Ночь после дождя выдалась прохладная; но я до такой степени был взвинчен и перевозбужден, что даже не замечал этого.
В один из моих “забегов”, когда я поведал о своих планах договориться насчет такси, Оксана как-то странно сощурила глаза и пристально посмотрела в сторону стоянки. Потом задумалась и решительно сказала, что делать этого не нужно, что у нее есть деньги и что мы, если понадобится, несмотря на позднее время, легко поймаем тачку на Волгоградке и спокойно обойдемся без услуг “этих местных мудаков”.
Меня это обстоятельство даже несколько порадовало: хочет человек на дорогу потратиться – пусть тратится, я всегда был активным сторонником гендерного равноправия и паритета. Особенно в финансовых вопросах.
Мы так и поступили: когда меня сменил заспанный и недовольный охранник с пятого поста, мы с Оксаной вышли на проспект и буквально через минуту поймали частника, который довез нас до дома без лишних иронических замечаний и скабрезных шоферских шуточек, коих нам было бы не миновать, возьмись за нашу доставку хорошо знавший меня и, видимо, неплохо знакомый с Оксаной местный “стояночный” таксист.
10
Самым неприятным открытием той ночи, или, точнее сказать, того утра, стала для меня Оксанина перманентная скованность в постели.

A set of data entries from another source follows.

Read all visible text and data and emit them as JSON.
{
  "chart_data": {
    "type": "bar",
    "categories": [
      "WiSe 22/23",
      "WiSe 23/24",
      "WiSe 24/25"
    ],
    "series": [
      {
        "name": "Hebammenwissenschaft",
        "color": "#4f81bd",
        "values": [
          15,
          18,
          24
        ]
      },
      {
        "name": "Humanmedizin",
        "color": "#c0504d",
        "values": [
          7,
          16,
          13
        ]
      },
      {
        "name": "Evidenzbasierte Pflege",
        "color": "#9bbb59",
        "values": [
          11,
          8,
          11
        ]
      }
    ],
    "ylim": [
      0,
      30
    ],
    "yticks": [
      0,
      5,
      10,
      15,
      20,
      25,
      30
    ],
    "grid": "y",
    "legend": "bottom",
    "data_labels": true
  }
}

И это при всей легкости ее поведения и простоте, с которой она согласилась поиграть со мной в доктора. Реабилитировало ее в моих глазах только то, что у меня сразу же появилась эрекция – даже без ее застенчивых, малоэффективных ласк и неуверенных – как мне показалось вначале – настороженных и неумелых телодвижений.
Играть в доктора мы тем утром, конечно же, не стали…
После ее принципиального отказа сделать мне минет, я довольно грубо развернул ее на бок и, к своему нескрываемому удивлению, легко и беспрепятственно вошел в нее сзади, и это притом, что она лежала с плотно сомкнутыми ногами и не оказала мне – при введении – никакой посильной помощи. (Смешное слово “введение”; особенно смешно оно выглядит на первой странице какого-нибудь квазилитературного произведения, где повествование с первых строк идет о сложных и высоконраственных материях…)
Я вообще подумал вначале, что промахнулся. Сами понимаете, новая баба – новые горизонты. Но дело было не в этом. Дело было в другом.